Up until the 1984 release of “Do They Know It’s Christmas?”, Wings’ “Mull Of Kintyre” was the biggest selling single of all time, until it was replaced by Elton John’s “Candle In The Wind 1997” released in tribute to Diana, Princess Of Wales, following her tragic death in the Pont de l’Alma road tunnel in Paris. You may recall he sang it, through his tears, at her funeral in September 1997 at Westminster Abbey, when two thousand people from all walks of life attended. Only a month before her death, Diana was seen comforting the singer at the funeral of their mutual friend Gianni Versace, the Italian fashion designer.

I digressed a little there, so let’s return to the May 1955 chart because smack in the middle was Doris Day with “Ready Willing And Able”, and as I started this blog, news came through of her passing at the age of 97 years. Doris performed this song in the 1954 film “Young At Heart”, and I believe Eve Boswell also recorded it but, apparently, messed up the lyric which resulted in her losing a rhyme.  I don’t recall either song (of course!) so have relied on somebody else’s greater knowledge here.

Actress, singer and animal welfare activist, Doris Day began her career during 1939 as a big band singer, before moving into the film world with “Romance On The High Seas” in 1948. Her twenty year career as an actress stretched across films of many genres – comedies, musicals and dramas.  Films like “Calamity Jane” where she played lead role opposite Wild Bill Hickok played by Howard Keel.  Flashbacks of Doris singing  “The Deadwood Stage (Whip-Crack-Away!)” spring to mind.

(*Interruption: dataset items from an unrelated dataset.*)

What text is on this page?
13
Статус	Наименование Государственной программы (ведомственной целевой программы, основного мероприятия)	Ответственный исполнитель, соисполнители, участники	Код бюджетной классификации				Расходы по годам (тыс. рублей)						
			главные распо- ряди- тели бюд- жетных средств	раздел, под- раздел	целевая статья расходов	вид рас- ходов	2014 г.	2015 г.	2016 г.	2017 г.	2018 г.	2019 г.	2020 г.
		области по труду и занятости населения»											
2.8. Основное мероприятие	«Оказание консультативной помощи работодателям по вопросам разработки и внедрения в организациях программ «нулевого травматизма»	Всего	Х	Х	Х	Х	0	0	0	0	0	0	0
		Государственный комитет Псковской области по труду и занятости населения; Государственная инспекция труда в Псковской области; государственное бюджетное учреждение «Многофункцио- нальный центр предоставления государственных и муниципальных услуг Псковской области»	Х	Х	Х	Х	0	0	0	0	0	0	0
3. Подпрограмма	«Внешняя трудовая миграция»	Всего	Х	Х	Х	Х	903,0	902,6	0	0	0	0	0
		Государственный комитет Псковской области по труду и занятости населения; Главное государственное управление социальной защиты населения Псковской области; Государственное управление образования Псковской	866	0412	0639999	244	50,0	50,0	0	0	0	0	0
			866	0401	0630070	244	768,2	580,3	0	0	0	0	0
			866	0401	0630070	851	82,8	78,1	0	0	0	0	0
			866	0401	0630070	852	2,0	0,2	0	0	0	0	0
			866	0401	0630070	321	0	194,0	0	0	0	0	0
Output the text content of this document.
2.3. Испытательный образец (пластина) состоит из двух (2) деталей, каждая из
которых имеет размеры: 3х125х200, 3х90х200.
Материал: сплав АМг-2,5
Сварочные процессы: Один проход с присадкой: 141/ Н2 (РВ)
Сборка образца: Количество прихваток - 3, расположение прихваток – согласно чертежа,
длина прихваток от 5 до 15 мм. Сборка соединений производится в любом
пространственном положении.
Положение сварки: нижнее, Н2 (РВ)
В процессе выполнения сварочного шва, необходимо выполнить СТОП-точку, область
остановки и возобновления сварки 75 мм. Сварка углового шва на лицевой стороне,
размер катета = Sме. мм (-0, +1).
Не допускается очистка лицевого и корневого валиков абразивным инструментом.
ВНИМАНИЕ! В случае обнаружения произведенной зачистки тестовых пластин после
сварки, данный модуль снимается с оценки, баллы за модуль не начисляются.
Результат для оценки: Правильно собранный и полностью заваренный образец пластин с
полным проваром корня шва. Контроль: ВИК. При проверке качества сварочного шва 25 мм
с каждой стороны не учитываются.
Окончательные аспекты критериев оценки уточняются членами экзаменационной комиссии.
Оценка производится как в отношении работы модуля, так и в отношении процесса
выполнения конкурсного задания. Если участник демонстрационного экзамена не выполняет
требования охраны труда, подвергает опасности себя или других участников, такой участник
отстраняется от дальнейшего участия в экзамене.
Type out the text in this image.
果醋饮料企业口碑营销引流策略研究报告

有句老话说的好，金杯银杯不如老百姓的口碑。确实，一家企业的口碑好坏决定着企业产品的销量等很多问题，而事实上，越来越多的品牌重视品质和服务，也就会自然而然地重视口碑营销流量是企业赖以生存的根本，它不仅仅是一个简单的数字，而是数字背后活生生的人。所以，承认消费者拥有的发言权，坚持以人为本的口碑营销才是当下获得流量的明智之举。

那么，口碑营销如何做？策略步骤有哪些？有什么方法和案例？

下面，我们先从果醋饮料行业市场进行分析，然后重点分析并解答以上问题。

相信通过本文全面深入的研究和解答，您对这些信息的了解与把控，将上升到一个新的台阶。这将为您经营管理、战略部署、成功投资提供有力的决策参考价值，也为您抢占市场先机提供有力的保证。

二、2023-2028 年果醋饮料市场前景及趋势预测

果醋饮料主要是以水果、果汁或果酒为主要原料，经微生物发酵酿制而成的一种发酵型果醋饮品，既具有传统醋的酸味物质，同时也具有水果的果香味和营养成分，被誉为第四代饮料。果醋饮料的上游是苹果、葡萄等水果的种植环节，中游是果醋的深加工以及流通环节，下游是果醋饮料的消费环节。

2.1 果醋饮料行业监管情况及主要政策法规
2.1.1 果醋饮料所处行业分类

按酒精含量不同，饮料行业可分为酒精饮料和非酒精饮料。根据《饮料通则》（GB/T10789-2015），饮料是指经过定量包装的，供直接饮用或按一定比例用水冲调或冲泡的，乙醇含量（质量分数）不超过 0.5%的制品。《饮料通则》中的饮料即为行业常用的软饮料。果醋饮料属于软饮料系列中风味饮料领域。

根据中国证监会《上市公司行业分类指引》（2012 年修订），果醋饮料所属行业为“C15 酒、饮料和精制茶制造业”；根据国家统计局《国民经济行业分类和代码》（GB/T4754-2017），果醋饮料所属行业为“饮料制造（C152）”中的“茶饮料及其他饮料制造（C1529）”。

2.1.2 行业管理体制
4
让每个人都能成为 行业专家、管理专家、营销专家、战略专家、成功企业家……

You really can’t help slapping your thigh when singing it: at least I can’t.  “I was such a tom boy growing up, and she was such a fun character to play.” Doris told The Hollywood Reporter in a rare interview, a month before she died. “Of course, the music was wonderful too.  ‘Secret Love’ especially, is such a beautiful song.”  With James Stewart she starred in Alfred Hitchcock’s “The Man Who Knew Too Much”, while her best known films were probably those co-starring with her life long friend, Rock Hudson: “Pillow Talk” being one.  In both “Move Over Darling” and “The Thrill Of It All”, she starred alongside James Garner, but to be honest, she worked with some of Hollywood’s hottest and fittest stars – Cary Grant, David Niven, Frank Sinatra, Kirk Douglas, among them.

As a singer, she recorded her first hit “Sentimental Journey” in 1945, and went on to enjoy international success (including Britain) with singles like “Sugarbush”, “My Love And Devotion”, “The Black Hills Of Dakota”, “Love Me Or Leave Me” and a pair of UK chart toppers: “Secret Love” and “Whatever Will Be, Will Be (Que Sera, Sera)”. Despite her squeaky clean image manufactured by Hollywood’s publicity machine, Doris courted a certain amount of controversy in her personal life; being married four times certainly attracted unwanted media attention.

During 1971 she co-founded Actors And Others For Animals, appearing in newspaper adverts, alongside Angie Dickinson, Mary Tyler Moore and Jayne Meadows, denouncing the wearing of fur. Seven years later she founded the Doris Day Pet Foundation, now known as the Doris Day Animal Foundation, a non-profit charity with the mission of helping animals and the people who love them.  Running parallel to this is the Doris Day Animal League with the aim of reducing animal pain and suffering.  This later merged into The Humane Society Of The United States.  Then in 2011, she bank-rolled the Doris Day Horse Rescue and Adoption Centre in Texas to help abused and neglected horses.

“I’ve never met an animal I didn’t like.  I can’t say the same about people”  Doris Day once said.